Differential regulation of Na +/H + exchange and DNA synthesis in vascular smooth muscle cells

Abstract

Na +/H + exchange has been proposed to be involved in the regulation of cell growth. However, little is known about the regulatory pathway and relationship between Na +/H + exchange and DNA synthesis. In vascular smooth muscle cells, platelet-derived growth factor (a tyrosine kinase-coupled receptor agonist) and thrombin (a G protein-coupled receptor agonist) stimulate both activation of Na +/H + exchange and DNA synthesis. In this study, we compared the effect of platelet-derived growth factor (PDGF) and thrombin on the signal transduction pathway leading to the activation of these responses in A10 cells, clonal rat thoracic aortic smooth muscle cells.
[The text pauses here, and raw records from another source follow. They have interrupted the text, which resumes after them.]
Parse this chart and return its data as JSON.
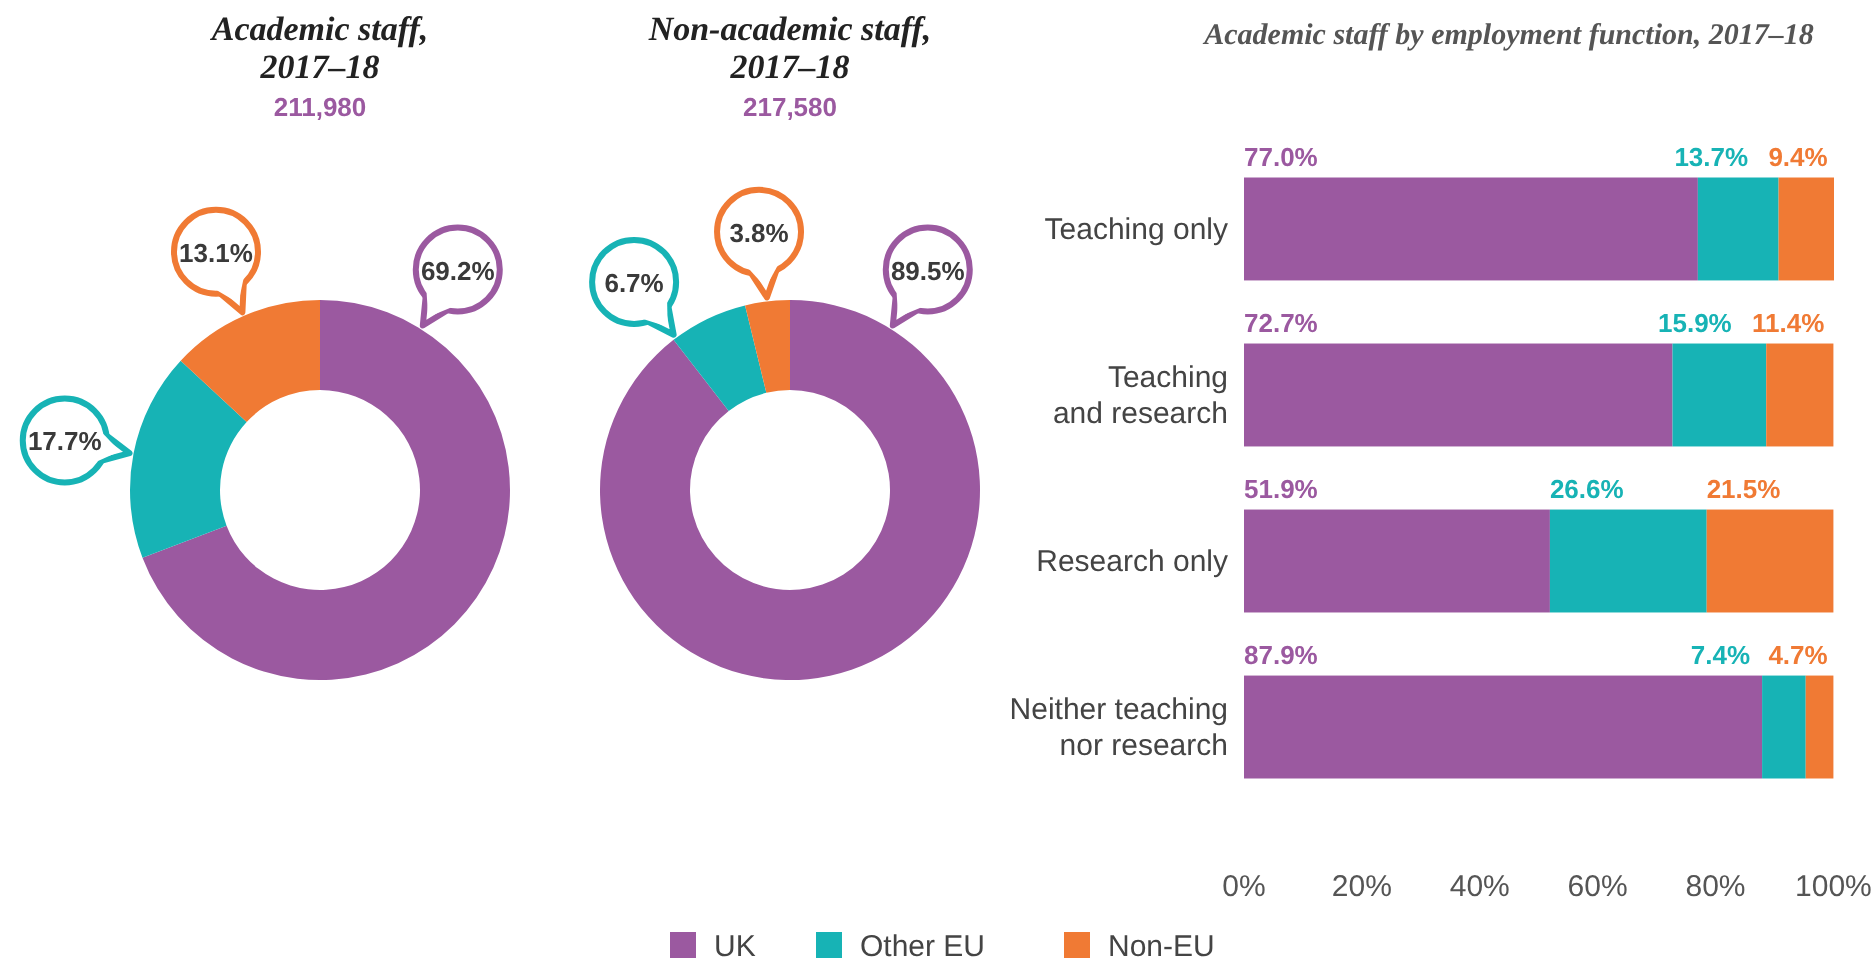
{
  "chart_data": [
    {
      "type": "donut",
      "title": "Academic staff, 2017–18",
      "subtitle": "211,980",
      "categories": [
        null,
        null,
        null
      ],
      "values": [
        69.2,
        17.7,
        13.1
      ],
      "colors": [
        "#9b59a0",
        "#17b3b5",
        "#f07a34"
      ],
      "value_labels": [
        "69.2%",
        "17.7%",
        "13.1%"
      ]
    },
    {
      "type": "donut",
      "title": "Non-academic staff, 2017–18",
      "subtitle": "217,580",
      "categories": [
        null,
        null,
        null
      ],
      "values": [
        89.5,
        6.7,
        3.8
      ],
      "colors": [
        "#9b59a0",
        "#17b3b5",
        "#f07a34"
      ],
      "value_labels": [
        "89.5%",
        "6.7%",
        "3.8%"
      ]
    },
    {
      "type": "bar",
      "orientation": "horizontal",
      "stacked": true,
      "title": "Academic staff by employment function, 2017–18",
      "categories": [
        "Teaching only",
        "Teaching and research",
        "Research only",
        "Neither teaching nor research"
      ],
      "series": [
        {
          "name": "UK",
          "color": "#9b59a0",
          "values": [
            77.0,
            72.7,
            51.9,
            87.9
          ],
          "value_labels": [
            "77.0%",
            "72.7%",
            "51.9%",
            "87.9%"
          ]
        },
        {
          "name": "Other EU",
          "color": "#17b3b5",
          "values": [
            13.7,
            15.9,
            26.6,
            7.4
          ],
          "value_labels": [
            "13.7%",
            "15.9%",
            "26.6%",
            "7.4%"
          ]
        },
        {
          "name": "Non-EU",
          "color": "#f07a34",
          "values": [
            9.4,
            11.4,
            21.5,
            4.7
          ],
          "value_labels": [
            "9.4%",
            "11.4%",
            "21.5%",
            "4.7%"
          ]
        }
      ],
      "xlim": [
        0,
        100.1
      ],
      "xticks": [
        {
          "value": 0,
          "label": "0%"
        },
        {
          "value": 20,
          "label": "20%"
        },
        {
          "value": 40,
          "label": "40%"
        },
        {
          "value": 60,
          "label": "60%"
        },
        {
          "value": 80,
          "label": "80%"
        },
        {
          "value": 100,
          "label": "100%"
        }
      ],
      "grid": false,
      "legend": "bottom"
    }
  ]
}
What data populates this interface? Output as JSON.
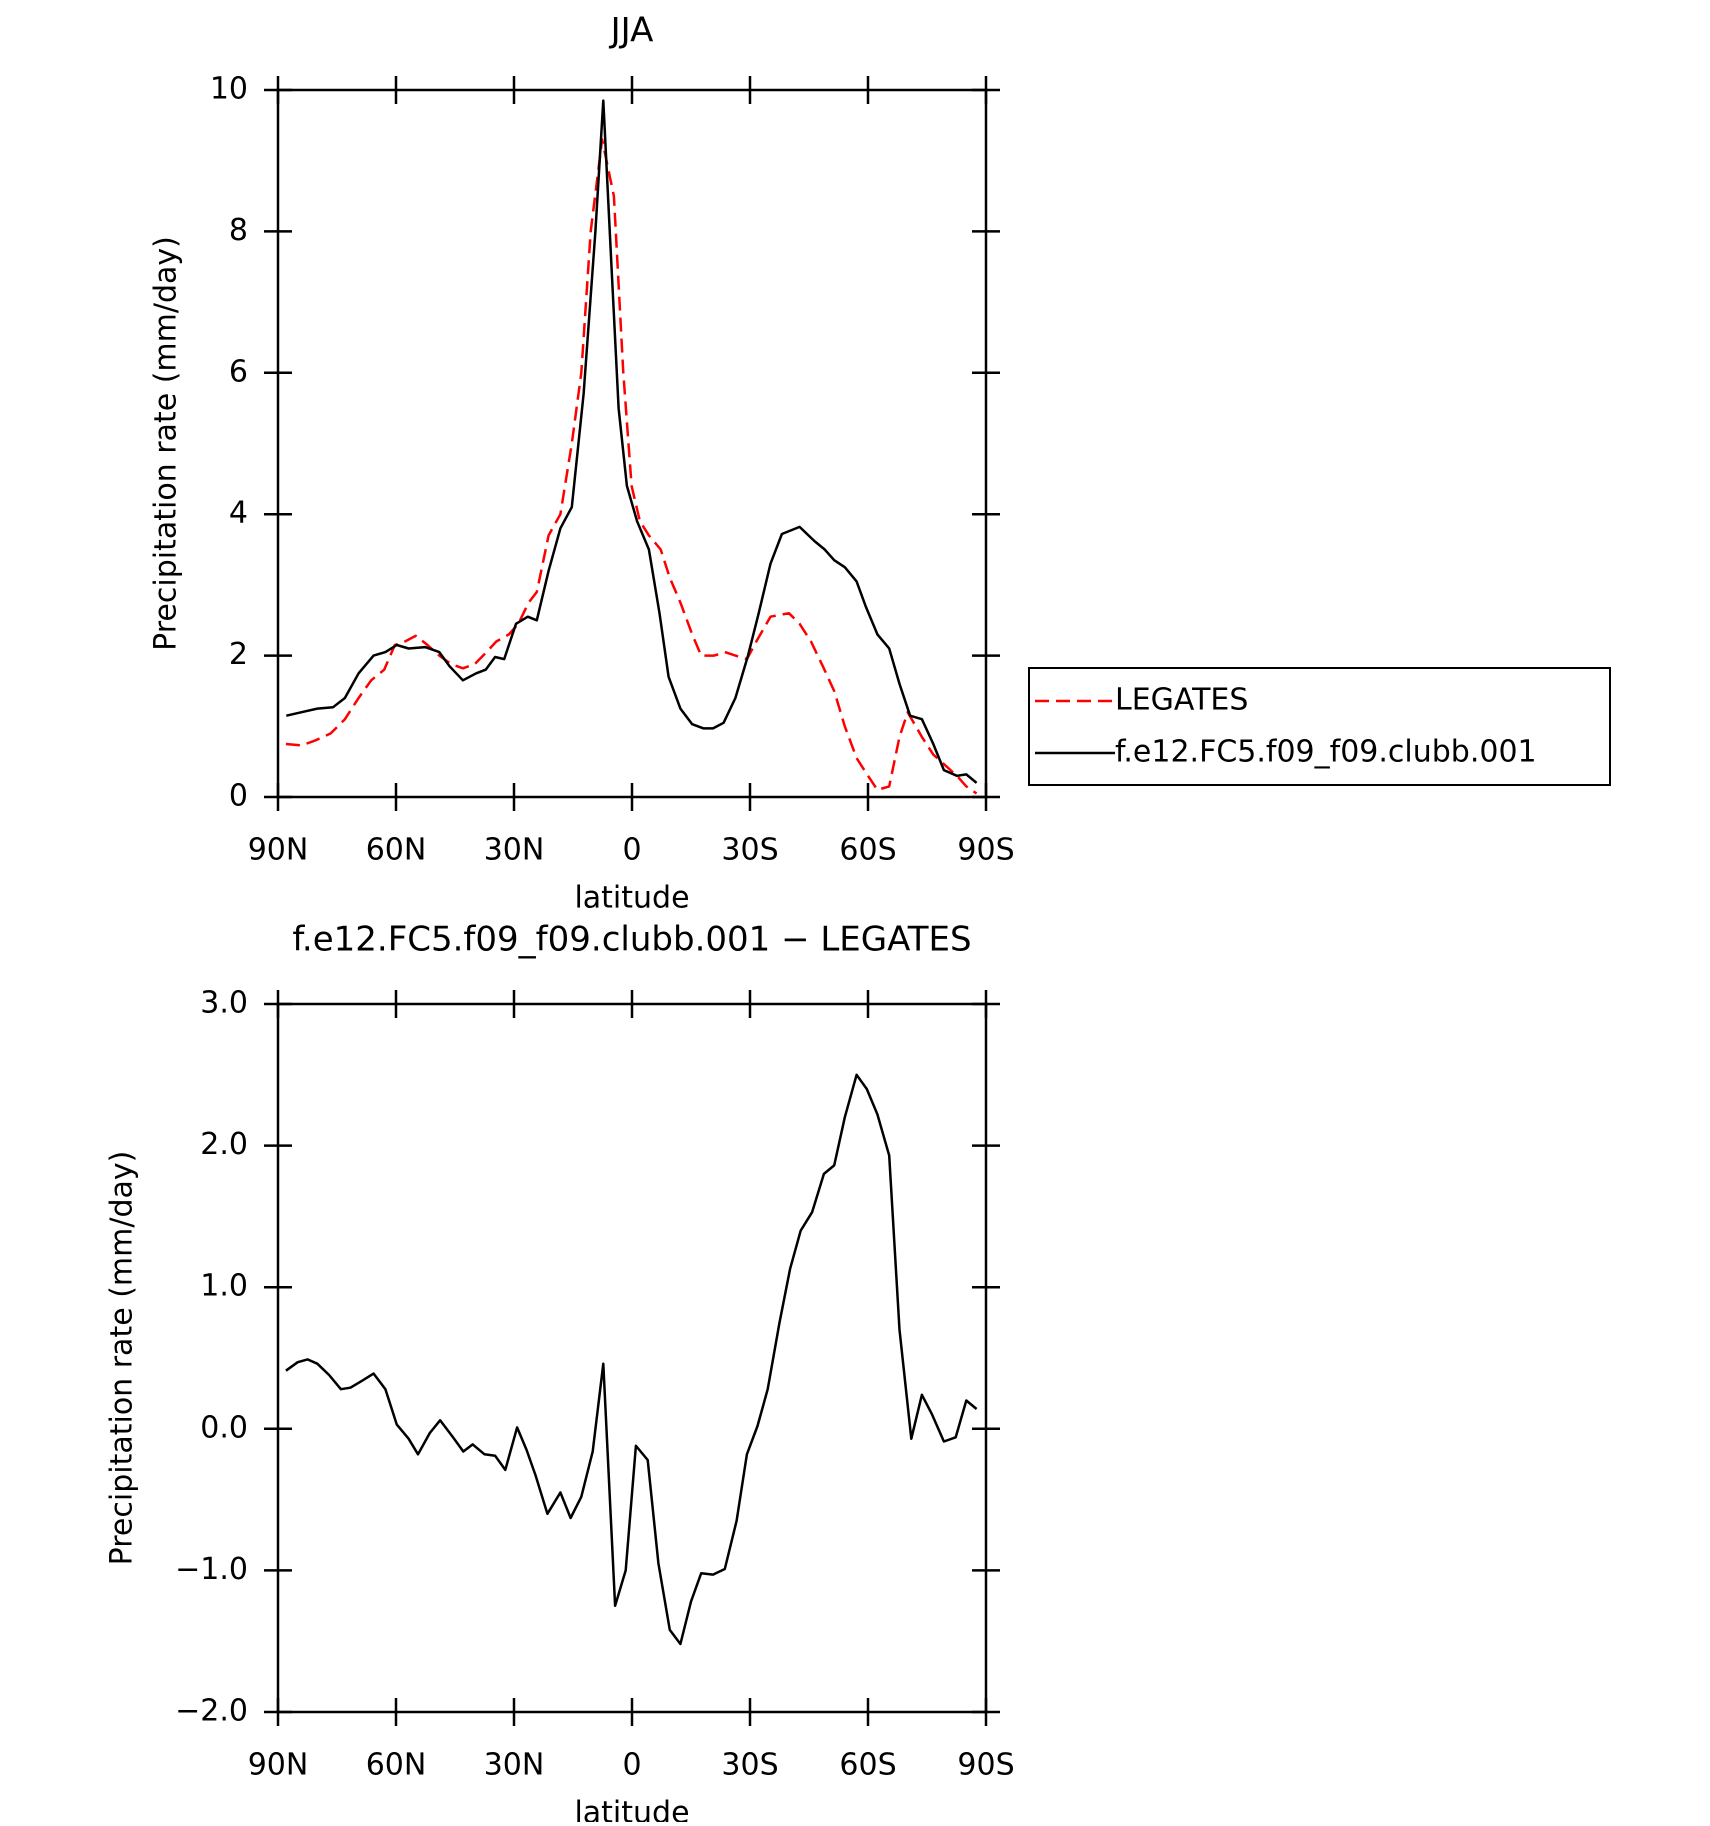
{
  "chart_data": [
    {
      "type": "line",
      "title": "JJA",
      "xlabel": "latitude",
      "ylabel": "Precipitation rate (mm/day)",
      "xlim": [
        90,
        -90
      ],
      "xticks": [
        {
          "value": 90,
          "label": "90N"
        },
        {
          "value": 60,
          "label": "60N"
        },
        {
          "value": 30,
          "label": "30N"
        },
        0,
        {
          "value": -30,
          "label": "30S"
        },
        {
          "value": -60,
          "label": "60S"
        },
        {
          "value": -90,
          "label": "90S"
        }
      ],
      "ylim": [
        0,
        10
      ],
      "yticks": [
        0,
        2,
        4,
        6,
        8,
        10
      ],
      "legend": "right",
      "series": [
        {
          "name": "LEGATES",
          "color": "#ff0000",
          "dash": "dashed",
          "x": [
            88,
            84,
            80.5,
            76.6,
            73,
            69.5,
            66.3,
            63,
            60.3,
            57.7,
            55,
            52,
            49,
            46,
            43,
            40,
            37,
            34.5,
            31.3,
            28.9,
            26.3,
            24.2,
            21.2,
            18.2,
            15.3,
            12.9,
            10.5,
            7.6,
            4.6,
            2.2,
            0.1,
            -2,
            -4.3,
            -7.3,
            -9.6,
            -12.3,
            -15.3,
            -17.6,
            -20.9,
            -23.6,
            -26.3,
            -29.2,
            -31.6,
            -35.2,
            -39.9,
            -42.6,
            -45.5,
            -48.5,
            -51.4,
            -54.1,
            -57.1,
            -60,
            -62.4,
            -65.4,
            -68,
            -70.1,
            -73.7,
            -76.6,
            -79.6,
            -82.6,
            -85,
            -87.6
          ],
          "values": [
            0.75,
            0.73,
            0.8,
            0.9,
            1.1,
            1.4,
            1.65,
            1.8,
            2.15,
            2.2,
            2.28,
            2.15,
            2.0,
            1.88,
            1.82,
            1.88,
            2.05,
            2.2,
            2.3,
            2.45,
            2.75,
            2.9,
            3.7,
            4.0,
            5.0,
            6.0,
            8.0,
            9.3,
            8.5,
            6.0,
            4.4,
            3.9,
            3.7,
            3.5,
            3.1,
            2.75,
            2.3,
            2.0,
            2.0,
            2.05,
            2.0,
            1.95,
            2.2,
            2.55,
            2.6,
            2.45,
            2.2,
            1.85,
            1.5,
            1.0,
            0.55,
            0.3,
            0.1,
            0.15,
            0.85,
            1.2,
            0.85,
            0.6,
            0.45,
            0.3,
            0.15,
            0.05
          ]
        },
        {
          "name": "f.e12.FC5.f09_f09.clubb.001",
          "color": "#000000",
          "x": [
            87.9,
            84,
            80,
            76,
            73,
            69.5,
            65.7,
            62.7,
            59.8,
            56.8,
            52.6,
            49,
            46.4,
            43,
            39.6,
            37.2,
            34.8,
            32.5,
            29.5,
            26.5,
            24.2,
            21.2,
            18.2,
            15.3,
            12.3,
            9.3,
            7.3,
            5.2,
            3.4,
            1.3,
            -1.3,
            -4.3,
            -7,
            -9.3,
            -12.3,
            -15.3,
            -18.2,
            -20.6,
            -23.3,
            -26.3,
            -29.5,
            -32.2,
            -35.2,
            -38.1,
            -42.6,
            -46.4,
            -49,
            -51.4,
            -54.1,
            -57.1,
            -59.4,
            -62.4,
            -65.4,
            -68,
            -70.7,
            -73.7,
            -76.6,
            -79.3,
            -82.6,
            -85,
            -87.6
          ],
          "values": [
            1.15,
            1.2,
            1.25,
            1.27,
            1.4,
            1.75,
            2.0,
            2.05,
            2.15,
            2.1,
            2.12,
            2.05,
            1.85,
            1.65,
            1.75,
            1.8,
            1.98,
            1.95,
            2.45,
            2.55,
            2.5,
            3.2,
            3.8,
            4.1,
            5.7,
            8.0,
            9.85,
            7.5,
            5.5,
            4.4,
            3.9,
            3.5,
            2.6,
            1.7,
            1.25,
            1.03,
            0.97,
            0.97,
            1.05,
            1.4,
            2.0,
            2.6,
            3.3,
            3.72,
            3.82,
            3.62,
            3.5,
            3.35,
            3.25,
            3.05,
            2.7,
            2.3,
            2.1,
            1.6,
            1.15,
            1.1,
            0.75,
            0.38,
            0.3,
            0.32,
            0.2
          ]
        }
      ]
    },
    {
      "type": "line",
      "title": "f.e12.FC5.f09_f09.clubb.001 − LEGATES",
      "xlabel": "latitude",
      "ylabel": "Precipitation rate (mm/day)",
      "xlim": [
        90,
        -90
      ],
      "xticks": [
        {
          "value": 90,
          "label": "90N"
        },
        {
          "value": 60,
          "label": "60N"
        },
        {
          "value": 30,
          "label": "30N"
        },
        0,
        {
          "value": -30,
          "label": "30S"
        },
        {
          "value": -60,
          "label": "60S"
        },
        {
          "value": -90,
          "label": "90S"
        }
      ],
      "ylim": [
        -2,
        3
      ],
      "yticks": [
        {
          "value": -2,
          "label": "−2.0"
        },
        {
          "value": -1,
          "label": "−1.0"
        },
        {
          "value": 0,
          "label": "0.0"
        },
        {
          "value": 1,
          "label": "1.0"
        },
        {
          "value": 2,
          "label": "2.0"
        },
        {
          "value": 3,
          "label": "3.0"
        }
      ],
      "series": [
        {
          "color": "#000000",
          "x": [
            88,
            85,
            82.5,
            80,
            77,
            74,
            71.6,
            68.6,
            65.7,
            62.7,
            59.8,
            56.8,
            54.4,
            51.4,
            48.8,
            45.5,
            42.9,
            40.5,
            37.5,
            34.8,
            32.2,
            29.2,
            26.8,
            24.5,
            21.5,
            18.2,
            15.6,
            12.9,
            10,
            7.3,
            4.3,
            1.6,
            -1,
            -4,
            -6.7,
            -9.6,
            -12.3,
            -15,
            -17.6,
            -20.6,
            -23.6,
            -26.6,
            -29.2,
            -31.9,
            -34.5,
            -37.5,
            -40.2,
            -42.9,
            -45.8,
            -48.8,
            -51.4,
            -54.1,
            -57.1,
            -59.7,
            -62.4,
            -65.4,
            -68,
            -71,
            -73.7,
            -76.3,
            -79.3,
            -82.3,
            -85,
            -87.6
          ],
          "values": [
            0.41,
            0.47,
            0.49,
            0.46,
            0.38,
            0.28,
            0.29,
            0.34,
            0.39,
            0.28,
            0.03,
            -0.07,
            -0.18,
            -0.03,
            0.06,
            -0.06,
            -0.16,
            -0.11,
            -0.18,
            -0.19,
            -0.29,
            0.01,
            -0.15,
            -0.33,
            -0.6,
            -0.45,
            -0.63,
            -0.48,
            -0.16,
            0.46,
            -1.25,
            -1.0,
            -0.12,
            -0.22,
            -0.95,
            -1.42,
            -1.52,
            -1.22,
            -1.02,
            -1.03,
            -0.99,
            -0.65,
            -0.18,
            0.02,
            0.28,
            0.75,
            1.13,
            1.4,
            1.53,
            1.8,
            1.86,
            2.2,
            2.5,
            2.4,
            2.22,
            1.93,
            0.7,
            -0.07,
            0.24,
            0.1,
            -0.09,
            -0.06,
            0.2,
            0.14
          ]
        }
      ]
    }
  ]
}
To investigate the role of mitogen-activated protein kinase (MAPK) and phosphatidylinositol-3-kinase as potential mediators, we examined the effect of pharmacological kinase inhibitors on these responses. The Na +/H + exchange activity induced by thrombin was inhibited by a specific inhibitor of MAPK kinase, 2′-amino-3′-methoxyflavone (PD98059), but was not affected by a specific phosphatidylinositol-3-kinase inhibitor, 2-(4-morpholinyl)-8-phenyl-4 H-1-benzopyran-4-one (LY294002). Thrombin-induced DNA synthesis was inhibited by LY294002, but not by PD98059. In contrast, the Na +/H + exchange activity induced by PDGF was inhibited by neither LY294002 nor PD98059, but PDGF-induced DNA synthesis was inhibited by both LY294002 and PD98059. These data suggest that, in A10 cells, Na +/H + exchange activation and DNA synthesis are differently regulated by the two extracellular stimuli.